Dürüstlük ve namusun sadece Türkiye’den değil, dünyadan da giderek çekilmekte olduğu çağımızda, asrın “refik-i alası” olarak adeta İstiklal Marşımızdaki “son ocak” gibi tüterek biz insanlara, insanlığın sırrını keşfettirebilmek üzere mütevazı ve erdemli (faziletli) bir çileli hayatı sürdürmektedir. Tabii, örnek alabilene. Görebilene, köre ne…

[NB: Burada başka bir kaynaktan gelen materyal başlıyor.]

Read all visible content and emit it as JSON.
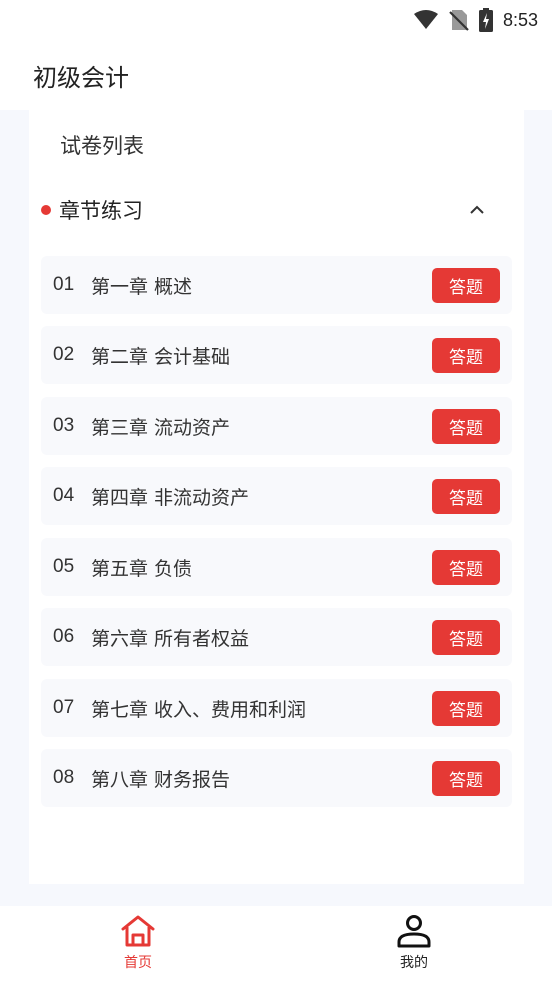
{
  "status_bar": {
    "time": "8:53"
  },
  "header": {
    "title": "初级会计"
  },
  "card": {
    "section_title": "试卷列表",
    "chapter_group": {
      "label": "章节练习",
      "accent": "#e53935",
      "expanded": true
    },
    "items": [
      {
        "num": "01",
        "name": "第一章 概述",
        "action": "答题"
      },
      {
        "num": "02",
        "name": "第二章 会计基础",
        "action": "答题"
      },
      {
        "num": "03",
        "name": "第三章 流动资产",
        "action": "答题"
      },
      {
        "num": "04",
        "name": "第四章 非流动资产",
        "action": "答题"
      },
      {
        "num": "05",
        "name": "第五章 负债",
        "action": "答题"
      },
      {
        "num": "06",
        "name": "第六章 所有者权益",
        "action": "答题"
      },
      {
        "num": "07",
        "name": "第七章 收入、费用和利润",
        "action": "答题"
      },
      {
        "num": "08",
        "name": "第八章 财务报告",
        "action": "答题"
      }
    ]
  },
  "tabbar": {
    "active_color": "#e53935",
    "tabs": [
      {
        "label": "首页",
        "icon": "home-icon",
        "active": true
      },
      {
        "label": "我的",
        "icon": "person-icon",
        "active": false
      }
    ]
  }
}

Devrimizde insanın değerleriyle yaşayan, onlarla adam olabilme cehdini gösteren mahluk olabileceği hakikatinden hareketle, değerlerin dahi kişinin kimlik ve kişiliğindeki terkibinin önemi ya da ölçüleri unutulmamalıdır. Şöyle ki, “delalet” çağı diyebileceğimiz şu karamsar ve karanlık günlerde, değerlerin dahi, kimi ellerde nasıl yozlaşabileceğini, aslından (= özünden) inhiraf edilerek, kendi menfaatleri uyarınca istismara dahi tevessül edilebileceğine şahit olmuyor muyuz? O nedenle aile, millet (= milliyetçilik) , dindarlık ve insaniyetperverlik kıymetlerinin nasıl bir ebru gibi doğru renk ve şekillerde terkip edilebileceği de biz, aciz insanlar için, zaman zaman mesele olabilmektedir. İşte, Mehmed Faik Efendi, Allah indinde makbul olan Türk milliyetçiliği, İslam kardeşliği ve insan(lık) hakları ilkelerini en ideal biçimde tevhid akidesinin neşesiyle bütünleştirebilme vasfına haiz bir metodolojiyle karşımıza çıkmaktadır.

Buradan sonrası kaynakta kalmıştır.